For all of the company’s achievements in 2013, 2014 is poised to be an equally, if not more, momentous year for First Quantum and the Trident project as the operation moves towards commissioning and start-up. Upon start up the company expects to have the required power available from the single circuit 330kV power line to Lumwana which is adequate to run one of its two milling trains. Full power is then expected to be in place by the end of the year from a longer twin circuit 330kV power line via Mumbwa and that in itself will be a massive milestone for the project. The timing for full commercial production during 2015 will depend on the ramp up at Sentinel and that of the new smelter being built in Solwezi also by First Quantum.
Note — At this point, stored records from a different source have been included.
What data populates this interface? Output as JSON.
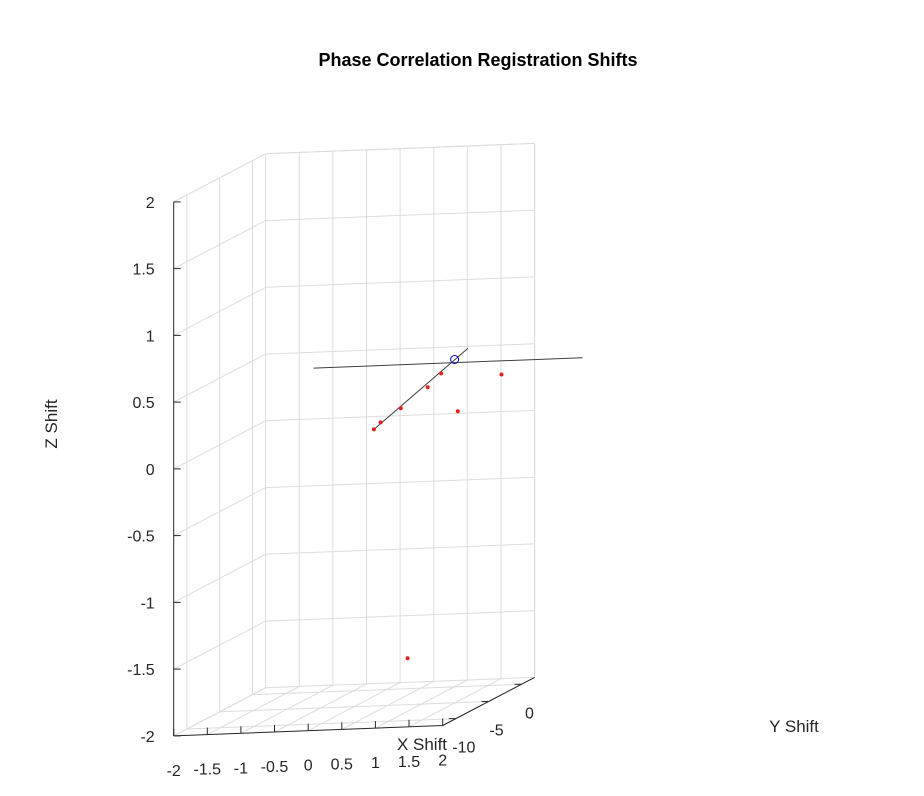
{
  "chart_data": {
    "type": "scatter3d",
    "title": "Phase Correlation Registration Shifts",
    "xlabel": "X Shift",
    "ylabel": "Y Shift",
    "zlabel": "Z Shift",
    "xlim": [
      -2,
      2
    ],
    "ylim": [
      -12,
      2
    ],
    "zlim": [
      -2,
      2
    ],
    "grid": true,
    "x_ticks": [
      -2,
      -1.5,
      -1,
      -0.5,
      0,
      0.5,
      1,
      1.5,
      2
    ],
    "x_tick_labels": [
      "-2",
      "-1.5",
      "-1",
      "-0.5",
      "0",
      "0.5",
      "1",
      "1.5",
      "2"
    ],
    "y_ticks": [
      -10,
      -5,
      0
    ],
    "y_tick_labels": [
      "-10",
      "-5",
      "0"
    ],
    "z_ticks": [
      -2,
      -1.5,
      -1,
      -0.5,
      0,
      0.5,
      1,
      1.5,
      2
    ],
    "z_tick_labels": [
      "-2",
      "-1.5",
      "-1",
      "-0.5",
      "0",
      "0.5",
      "1",
      "1.5",
      "2"
    ],
    "points": [
      {
        "x": 0.0,
        "y": -2.0,
        "z": 0.0
      },
      {
        "x": 0.1,
        "y": -2.0,
        "z": 0.05
      },
      {
        "x": 0.4,
        "y": -2.0,
        "z": 0.15
      },
      {
        "x": 0.8,
        "y": -2.0,
        "z": 0.3
      },
      {
        "x": 1.0,
        "y": -2.0,
        "z": 0.4
      },
      {
        "x": 1.2,
        "y": -1.5,
        "z": 0.1
      },
      {
        "x": 1.8,
        "y": -1.0,
        "z": 0.35
      },
      {
        "x": 0.6,
        "y": -3.0,
        "z": -1.7
      }
    ],
    "highlight_point": {
      "x": 1.2,
      "y": -2.0,
      "z": 0.5
    },
    "lines": [
      {
        "from": {
          "x": 0.0,
          "y": -2.0,
          "z": 0.0
        },
        "to": {
          "x": 1.4,
          "y": -2.0,
          "z": 0.58
        }
      },
      {
        "from": {
          "x": -0.8,
          "y": -3.0,
          "z": 0.5
        },
        "to": {
          "x": 3.2,
          "y": -3.0,
          "z": 0.5
        }
      }
    ],
    "colors": {
      "points": "#e8201a",
      "highlight": "#0000cc",
      "lines": "#404040",
      "grid": "#dcdcdc",
      "axis": "#262626"
    }
  }
}
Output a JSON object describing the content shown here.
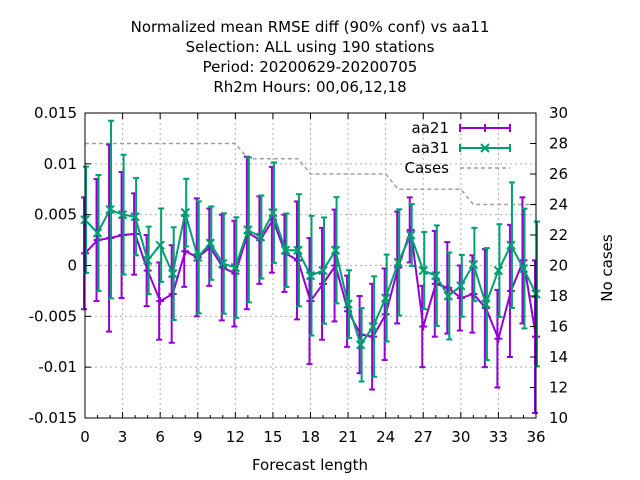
{
  "chart_data": {
    "type": "line",
    "title_lines": [
      "Normalized mean RMSE diff (90% conf) vs aa11",
      "Selection: ALL using   190 stations",
      "Period: 20200629-20200705",
      "Rh2m   Hours:  00,06,12,18"
    ],
    "xlabel": "Forecast length",
    "ylabel_right": "No cases",
    "xlim": [
      0,
      36
    ],
    "ylim": [
      -0.015,
      0.015
    ],
    "y2lim": [
      10,
      30
    ],
    "x_ticks": [
      "0",
      "3",
      "6",
      "9",
      "12",
      "15",
      "18",
      "21",
      "24",
      "27",
      "30",
      "33",
      "36"
    ],
    "y_ticks": [
      "0.015",
      "0.01",
      "0.005",
      "0",
      "-0.005",
      "-0.01",
      "-0.015"
    ],
    "y2_ticks": [
      "30",
      "28",
      "26",
      "24",
      "22",
      "20",
      "18",
      "16",
      "14",
      "12",
      "10"
    ],
    "grid": true,
    "legend_position": "top-right",
    "series": [
      {
        "name": "aa21",
        "color": "#9400d3",
        "marker": "plus",
        "x": [
          0,
          1,
          2,
          3,
          4,
          5,
          6,
          7,
          8,
          9,
          10,
          11,
          12,
          13,
          14,
          15,
          16,
          17,
          18,
          19,
          20,
          21,
          22,
          23,
          24,
          25,
          26,
          27,
          28,
          29,
          30,
          31,
          32,
          33,
          34,
          35,
          36
        ],
        "y": [
          0.0012,
          0.0025,
          0.0027,
          0.003,
          0.0031,
          -0.0005,
          -0.0035,
          -0.0028,
          0.0014,
          0.0008,
          0.0018,
          -0.0002,
          -0.0008,
          0.0032,
          0.0025,
          0.0045,
          0.0012,
          0.0005,
          -0.0035,
          -0.0018,
          0.0,
          -0.0045,
          -0.0068,
          -0.007,
          -0.0048,
          -0.0002,
          0.0035,
          -0.006,
          -0.0018,
          -0.0022,
          -0.0032,
          -0.0028,
          -0.0042,
          -0.0072,
          -0.0025,
          0.0005,
          -0.007
        ],
        "err": [
          0.0055,
          0.006,
          0.0092,
          0.0062,
          0.004,
          0.0035,
          0.0038,
          0.0048,
          0.0035,
          0.0058,
          0.0038,
          0.0052,
          0.0052,
          0.0075,
          0.0043,
          0.0052,
          0.0038,
          0.0058,
          0.0062,
          0.0055,
          0.0055,
          0.0035,
          0.0038,
          0.0052,
          0.0045,
          0.0055,
          0.0032,
          0.004,
          0.0052,
          0.0045,
          0.0032,
          0.0038,
          0.0058,
          0.0048,
          0.0065,
          0.0062,
          0.0075
        ]
      },
      {
        "name": "aa31",
        "color": "#009e73",
        "marker": "x",
        "x": [
          0,
          1,
          2,
          3,
          4,
          5,
          6,
          7,
          8,
          9,
          10,
          11,
          12,
          13,
          14,
          15,
          16,
          17,
          18,
          19,
          20,
          21,
          22,
          23,
          24,
          25,
          26,
          27,
          28,
          29,
          30,
          31,
          32,
          33,
          34,
          35,
          36
        ],
        "y": [
          0.0045,
          0.0032,
          0.0055,
          0.005,
          0.0048,
          0.0005,
          0.002,
          -0.0008,
          0.0052,
          0.0008,
          0.0022,
          0.0002,
          -0.0002,
          0.0035,
          0.0028,
          0.0052,
          0.0015,
          0.0015,
          -0.001,
          -0.0005,
          0.0015,
          -0.0038,
          -0.0078,
          -0.006,
          -0.0032,
          0.0003,
          0.003,
          -0.0005,
          -0.001,
          -0.003,
          -0.002,
          0.0001,
          -0.0038,
          -0.0005,
          0.002,
          -0.0003,
          -0.0028
        ]
      },
      {
        "name": "Cases",
        "color": "#a0a0a0",
        "dashed": true,
        "axis": "right",
        "x": [
          0,
          12,
          13,
          17,
          18,
          19,
          20,
          24,
          25,
          27,
          28,
          30,
          31,
          36
        ],
        "y": [
          28,
          28,
          27,
          27,
          26,
          26,
          26,
          26,
          25,
          25,
          25,
          25,
          24,
          24
        ]
      }
    ]
  }
}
“We are very happy with the progress we continue to make on the project,” Pascall says. “At a forecast capital cost of $1.9 billion, Sentinel’s capital cost per installed annual tonne of copper production is approximately $6,335 and that is world-leading compared to other projects under development in the industry.”

The market has indeed responded well to the developments being made by First Quantum, particularly now that much of its key operations staff are in place, including the Mine Manager, the Engineering Manager and the Training Superintendent for the incoming mining fleet operators. “We have assembled a quality team ready to take the project into commissioning and into its first years of operations,” Pascall concludes. “We feel we have the right people in place and they of course will continue to be supported by a fantastic Zambian workforce who have consistently shown themselves to be extremely productive, motivated and a great example to the rest of the country about what can be achieved here. We will now look to utilise this workforce as we move into a new phase of operations, one that I believe will highlight how well placed we are for the future.”